Kiddo responded days later by sending me the picture above, a picture that was posted August 8th on Humans of New York. Brandon, owner of HONY, added this text with the picture:
“I think our memories of childhood are composed of these magical play spaces that children have. Does that make sense? The places that, as children, we sort of claim and carve out as our own. I think we lose that in adulthood. Does that make sense?”
“Can you give me an example?”
“Well, I moved around a lot. So I had a lot of different ones. But I remember the back balcony of our place in California. There were plants out there, and I used to get on the ground between those plants and play with my toys. It was my space.”
“Do you remember the saddest day of your life?”
“I lost a sister.”
“How old was she?”
“She was eight. I was twenty at the time.”
“What’s the greatest day you ever spent together?”
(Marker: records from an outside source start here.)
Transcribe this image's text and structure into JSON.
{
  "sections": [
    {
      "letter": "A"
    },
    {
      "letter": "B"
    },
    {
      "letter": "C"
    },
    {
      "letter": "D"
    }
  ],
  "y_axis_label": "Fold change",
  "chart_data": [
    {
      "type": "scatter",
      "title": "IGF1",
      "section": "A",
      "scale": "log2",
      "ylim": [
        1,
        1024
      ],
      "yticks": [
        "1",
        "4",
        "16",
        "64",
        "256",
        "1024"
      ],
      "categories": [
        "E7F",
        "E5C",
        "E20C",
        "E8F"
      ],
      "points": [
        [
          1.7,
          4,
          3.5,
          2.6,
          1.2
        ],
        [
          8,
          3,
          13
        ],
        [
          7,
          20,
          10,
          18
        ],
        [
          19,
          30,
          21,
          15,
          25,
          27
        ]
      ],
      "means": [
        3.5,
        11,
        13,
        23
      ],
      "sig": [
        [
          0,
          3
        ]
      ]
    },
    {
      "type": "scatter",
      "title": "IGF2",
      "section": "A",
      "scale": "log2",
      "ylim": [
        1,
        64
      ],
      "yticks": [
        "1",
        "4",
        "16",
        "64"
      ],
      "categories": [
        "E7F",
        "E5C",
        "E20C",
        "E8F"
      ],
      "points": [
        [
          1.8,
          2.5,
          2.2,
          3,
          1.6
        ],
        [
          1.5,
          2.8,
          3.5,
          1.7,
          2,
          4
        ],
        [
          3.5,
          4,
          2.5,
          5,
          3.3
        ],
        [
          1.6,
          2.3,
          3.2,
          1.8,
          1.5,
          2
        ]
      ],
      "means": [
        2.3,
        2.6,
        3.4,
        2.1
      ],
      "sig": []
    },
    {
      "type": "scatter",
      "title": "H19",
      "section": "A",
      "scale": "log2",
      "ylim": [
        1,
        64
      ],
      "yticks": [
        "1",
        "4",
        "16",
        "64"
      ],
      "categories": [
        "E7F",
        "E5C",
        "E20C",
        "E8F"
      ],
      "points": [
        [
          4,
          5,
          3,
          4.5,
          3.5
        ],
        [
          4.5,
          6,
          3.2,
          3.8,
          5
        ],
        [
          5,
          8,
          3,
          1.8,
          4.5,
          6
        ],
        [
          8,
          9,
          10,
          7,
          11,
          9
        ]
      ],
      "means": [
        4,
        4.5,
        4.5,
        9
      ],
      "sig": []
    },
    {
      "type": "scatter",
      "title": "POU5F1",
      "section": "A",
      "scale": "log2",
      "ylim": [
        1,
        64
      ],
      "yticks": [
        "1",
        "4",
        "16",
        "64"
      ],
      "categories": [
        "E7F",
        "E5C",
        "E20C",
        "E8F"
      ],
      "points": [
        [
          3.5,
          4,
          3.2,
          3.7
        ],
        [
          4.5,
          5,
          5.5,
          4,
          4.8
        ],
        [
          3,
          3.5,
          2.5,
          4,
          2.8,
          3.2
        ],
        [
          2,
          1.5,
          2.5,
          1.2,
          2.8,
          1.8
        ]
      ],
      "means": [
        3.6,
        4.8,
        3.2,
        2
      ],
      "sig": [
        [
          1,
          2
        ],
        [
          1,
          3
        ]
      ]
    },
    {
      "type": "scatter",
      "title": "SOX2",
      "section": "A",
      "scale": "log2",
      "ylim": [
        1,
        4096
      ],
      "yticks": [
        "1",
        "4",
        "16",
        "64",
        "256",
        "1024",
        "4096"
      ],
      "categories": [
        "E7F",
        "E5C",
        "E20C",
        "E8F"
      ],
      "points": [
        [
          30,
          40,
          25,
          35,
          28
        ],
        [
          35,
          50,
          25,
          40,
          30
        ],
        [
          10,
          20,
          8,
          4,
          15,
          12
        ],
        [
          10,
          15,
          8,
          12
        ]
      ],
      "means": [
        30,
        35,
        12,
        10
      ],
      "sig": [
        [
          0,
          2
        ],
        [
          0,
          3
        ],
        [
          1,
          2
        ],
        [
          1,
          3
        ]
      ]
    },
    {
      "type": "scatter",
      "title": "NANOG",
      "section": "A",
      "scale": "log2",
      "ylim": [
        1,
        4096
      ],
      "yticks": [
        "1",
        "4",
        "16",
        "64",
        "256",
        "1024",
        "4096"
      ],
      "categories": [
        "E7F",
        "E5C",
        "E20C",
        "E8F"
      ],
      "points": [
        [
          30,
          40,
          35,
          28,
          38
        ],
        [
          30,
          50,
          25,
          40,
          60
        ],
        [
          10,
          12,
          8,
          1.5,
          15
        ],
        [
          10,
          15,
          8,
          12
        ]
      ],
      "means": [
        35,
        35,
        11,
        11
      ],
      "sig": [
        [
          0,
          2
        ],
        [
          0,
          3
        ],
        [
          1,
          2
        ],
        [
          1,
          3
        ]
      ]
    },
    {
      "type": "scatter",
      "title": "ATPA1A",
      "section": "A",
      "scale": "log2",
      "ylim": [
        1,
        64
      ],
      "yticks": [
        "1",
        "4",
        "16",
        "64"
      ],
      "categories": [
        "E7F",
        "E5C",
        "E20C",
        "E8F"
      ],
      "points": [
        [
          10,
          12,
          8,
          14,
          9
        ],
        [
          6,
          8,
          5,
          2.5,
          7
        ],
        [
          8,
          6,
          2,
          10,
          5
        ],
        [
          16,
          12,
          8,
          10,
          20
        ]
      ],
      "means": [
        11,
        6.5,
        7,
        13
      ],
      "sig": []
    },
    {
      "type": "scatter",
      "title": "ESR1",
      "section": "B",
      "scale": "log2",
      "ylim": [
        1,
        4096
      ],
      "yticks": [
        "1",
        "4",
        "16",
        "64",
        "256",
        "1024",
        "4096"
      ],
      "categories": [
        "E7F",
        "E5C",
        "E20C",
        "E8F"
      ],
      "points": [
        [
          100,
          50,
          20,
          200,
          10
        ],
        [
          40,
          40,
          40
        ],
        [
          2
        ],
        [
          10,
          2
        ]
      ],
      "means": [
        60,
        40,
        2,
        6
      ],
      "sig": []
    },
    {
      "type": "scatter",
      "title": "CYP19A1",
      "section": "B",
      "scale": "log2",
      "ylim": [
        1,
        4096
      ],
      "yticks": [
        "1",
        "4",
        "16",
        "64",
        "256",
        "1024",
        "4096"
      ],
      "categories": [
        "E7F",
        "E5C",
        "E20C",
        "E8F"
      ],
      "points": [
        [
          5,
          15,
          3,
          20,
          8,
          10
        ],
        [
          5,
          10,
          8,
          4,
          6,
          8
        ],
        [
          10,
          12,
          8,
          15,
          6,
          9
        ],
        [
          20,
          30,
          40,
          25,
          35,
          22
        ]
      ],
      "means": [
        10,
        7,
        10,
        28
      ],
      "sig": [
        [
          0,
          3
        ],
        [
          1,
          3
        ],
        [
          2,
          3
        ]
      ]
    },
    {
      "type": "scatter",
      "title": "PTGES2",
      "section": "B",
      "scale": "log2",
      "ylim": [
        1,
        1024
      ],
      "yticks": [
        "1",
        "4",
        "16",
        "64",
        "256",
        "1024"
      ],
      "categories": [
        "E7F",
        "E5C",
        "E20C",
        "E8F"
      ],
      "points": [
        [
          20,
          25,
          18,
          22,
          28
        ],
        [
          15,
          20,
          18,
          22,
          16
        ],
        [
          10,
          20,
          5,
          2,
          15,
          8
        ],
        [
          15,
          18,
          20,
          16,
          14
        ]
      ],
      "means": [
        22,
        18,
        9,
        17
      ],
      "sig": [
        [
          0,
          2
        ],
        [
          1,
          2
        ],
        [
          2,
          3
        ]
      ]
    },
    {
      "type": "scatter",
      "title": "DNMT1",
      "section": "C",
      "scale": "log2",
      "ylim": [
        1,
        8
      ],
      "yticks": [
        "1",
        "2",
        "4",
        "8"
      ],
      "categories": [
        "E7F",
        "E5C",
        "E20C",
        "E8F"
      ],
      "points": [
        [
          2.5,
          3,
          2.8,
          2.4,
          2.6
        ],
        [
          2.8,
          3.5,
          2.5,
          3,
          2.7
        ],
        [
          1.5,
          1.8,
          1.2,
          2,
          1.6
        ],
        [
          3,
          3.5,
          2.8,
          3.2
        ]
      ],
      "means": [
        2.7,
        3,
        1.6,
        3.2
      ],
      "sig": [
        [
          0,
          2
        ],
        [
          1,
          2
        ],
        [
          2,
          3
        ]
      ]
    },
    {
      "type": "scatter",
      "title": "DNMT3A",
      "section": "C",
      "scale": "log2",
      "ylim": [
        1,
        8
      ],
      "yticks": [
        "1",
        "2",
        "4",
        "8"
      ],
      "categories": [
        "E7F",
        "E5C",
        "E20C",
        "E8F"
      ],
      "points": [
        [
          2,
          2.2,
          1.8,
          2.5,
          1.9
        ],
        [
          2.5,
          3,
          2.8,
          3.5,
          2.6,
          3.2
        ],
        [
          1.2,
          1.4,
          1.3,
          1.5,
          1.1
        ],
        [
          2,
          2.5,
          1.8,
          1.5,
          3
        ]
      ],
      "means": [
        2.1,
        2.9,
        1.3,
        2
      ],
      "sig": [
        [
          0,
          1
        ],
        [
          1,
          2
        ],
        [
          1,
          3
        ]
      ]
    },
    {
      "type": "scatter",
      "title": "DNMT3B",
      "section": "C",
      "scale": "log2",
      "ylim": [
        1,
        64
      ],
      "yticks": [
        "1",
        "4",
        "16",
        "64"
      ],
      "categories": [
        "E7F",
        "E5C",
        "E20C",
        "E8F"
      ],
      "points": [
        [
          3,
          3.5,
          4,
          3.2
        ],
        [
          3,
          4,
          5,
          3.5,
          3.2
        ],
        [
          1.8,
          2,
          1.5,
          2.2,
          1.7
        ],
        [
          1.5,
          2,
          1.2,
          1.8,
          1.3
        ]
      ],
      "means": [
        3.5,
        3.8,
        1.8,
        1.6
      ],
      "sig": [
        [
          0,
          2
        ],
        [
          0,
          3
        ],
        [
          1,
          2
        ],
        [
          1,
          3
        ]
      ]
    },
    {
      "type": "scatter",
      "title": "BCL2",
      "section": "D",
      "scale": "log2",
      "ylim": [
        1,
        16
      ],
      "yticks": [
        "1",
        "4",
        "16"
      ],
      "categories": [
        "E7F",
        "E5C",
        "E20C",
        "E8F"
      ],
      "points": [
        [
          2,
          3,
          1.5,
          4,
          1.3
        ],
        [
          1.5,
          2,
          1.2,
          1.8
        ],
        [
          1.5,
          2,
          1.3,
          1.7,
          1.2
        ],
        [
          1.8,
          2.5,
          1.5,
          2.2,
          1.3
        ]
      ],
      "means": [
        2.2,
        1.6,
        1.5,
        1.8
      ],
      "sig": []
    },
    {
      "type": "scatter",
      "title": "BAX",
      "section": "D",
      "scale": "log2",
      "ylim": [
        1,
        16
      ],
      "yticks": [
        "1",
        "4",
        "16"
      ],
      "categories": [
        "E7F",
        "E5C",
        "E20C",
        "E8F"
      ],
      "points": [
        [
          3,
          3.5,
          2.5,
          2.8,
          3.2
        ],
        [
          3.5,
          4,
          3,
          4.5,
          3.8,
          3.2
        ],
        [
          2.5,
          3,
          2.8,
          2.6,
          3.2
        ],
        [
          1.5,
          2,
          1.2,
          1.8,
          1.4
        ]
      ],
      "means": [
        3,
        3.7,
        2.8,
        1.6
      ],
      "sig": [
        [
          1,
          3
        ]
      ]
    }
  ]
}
“I remember this one time we were walking in Pennsylvania, and she was really young so I was a long way ahead of her. And she stopped and kept calling for me to come back. I finally walked back to her and she was pointing down this narrow alleyway– it was blocked off by this wrought iron gate and lined with trees and paved in cobblestone, and the light was coming through just perfectly. It was very beautiful. And I just loved how she’d noticed it and stopped me from my busyness to appreciate it.”
“It was one of her spaces.”
“Yeah, I guess it was.”
Go cross a threshold today and come alive.